Ein Bild sorgt in den sozialen Medien für Aufregung: Eine offenbar in Belgien lebende Türkin postet Fotos, wie sie an zwei verschiedenen Tagen an zwei verschiedenen Orten ihre Stimme abgibt. „An wen diese Stimme geht, muss man wohl nicht extra dazusagen“, schreibt eine Userin unter das Foto. Gingen die Überlegungen zunächst Richtung der türkischen Regierungspartei AKP, meldete sich später jedoch die kemalistisch-sozialdemokratische Partei CHP zu Wort: Die Frau habe ein Mal ihre Stimme abgegeben und habe ein Mal für ein Foto posiert, ohne Stimmabgabe. Die Abgabe von zwei Stimmen würde das System gar nicht erlauben, so die beim Posieren anwesenden CHP-Wahlbeobachter.

Am 24. Juni wählen die Türken einen neuen Präsidenten sowie ein neues Parlament, und der Wahlkampf hat freilich auch die Diaspora nicht kalt gelassen. Bei vergangenen Wahlen bzw. beim Verfassungsreferendum im vergangenen Jahr musste sich die AKP Vorwürfe von Stimmenkauf und Wahlzettelfälschung gefallen lassen. Vorwürfe, die auch bei diesem Wahlkampf sowohl in der Türkei, als auch in Europa heiß diskutiert wurden. Für Europa gilt jedenfalls: Die Stimmabgabe ist seit dem späten Dienstagabend nicht mehr möglich. Mehrere Tage hatten die Auslandstürken Zeit, an den Wahlen teilzunehmen, in Österreich seit dem 7. Juni.
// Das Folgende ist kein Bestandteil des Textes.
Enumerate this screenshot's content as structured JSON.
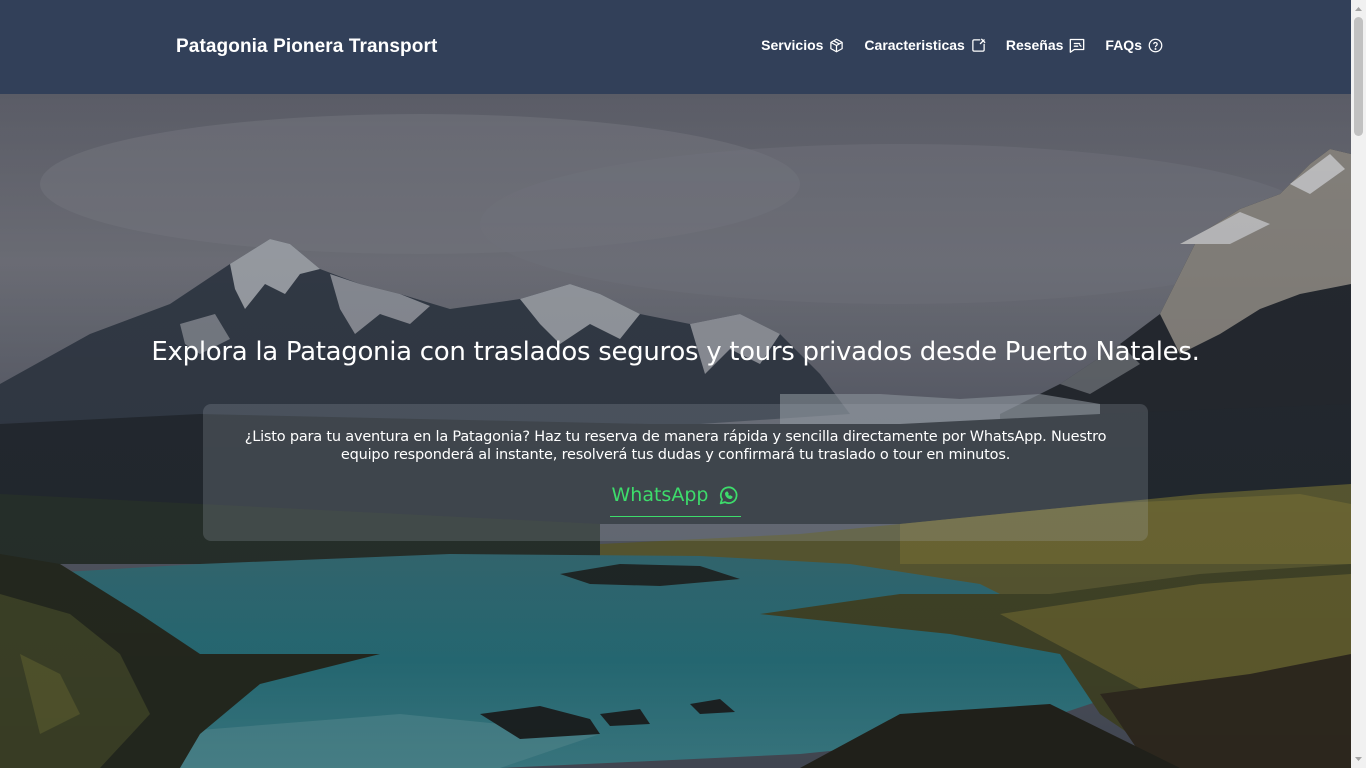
{
  "header": {
    "brand": "Patagonia Pionera Transport",
    "nav": [
      {
        "label": "Servicios",
        "icon": "box-icon"
      },
      {
        "label": "Caracteristicas",
        "icon": "edit-list-icon"
      },
      {
        "label": "Reseñas",
        "icon": "review-icon"
      },
      {
        "label": "FAQs",
        "icon": "question-icon"
      }
    ]
  },
  "hero": {
    "title": "Explora la Patagonia con traslados seguros y tours privados desde Puerto Natales.",
    "card_text": "¿Listo para tu aventura en la Patagonia? Haz tu reserva de manera rápida y sencilla directamente por WhatsApp. Nuestro equipo responderá al instante, resolverá tus dudas y confirmará tu traslado o tour en minutos.",
    "cta_label": "WhatsApp",
    "cta_icon": "whatsapp-icon"
  },
  "colors": {
    "header_bg": "#324059",
    "accent_green": "#3ddc6b",
    "text": "#ffffff"
  }
}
Bereits in den ersten Tagen meldeten Beobachter eine rege Wahlbeteiligung und lange Schlangen vor dem Wiener Wahlbüro. Das Ergebnis wird veröffentlicht, nachdem auch die Wahlen in der Türkei zu Ende gegangen sind.

Stimmabgabe erst seit Reform möglich

Dem Hohen Wahlausschuss zufolge war in Belgien (knapp 58 Prozent) und der Schweiz (knapp 57 Prozent) die Wahlbeteiligung besonders hoch. Die meisten Auslandstürken leben in Deutschland, etwas mehr als 1,4 Millionen Stimmberechtigte sind hier registriert. Knapp 50 Prozent von ihnen haben sich bei diesen Wahlen beteiligt. In Österreich dürfen 106.657 Türken ihre Stimme abgeben, bei diesen Wahlen betrug die Wahlbeteiligung knapp 52 Prozent. Hierzulande, aber auch in ganz Europa ist die Beteiligung an den türkischen Wahlen kontinuierlich gestiegen (Auslandstürken dürfen erst seit einer Reform 2014 auch im Ausland wählen).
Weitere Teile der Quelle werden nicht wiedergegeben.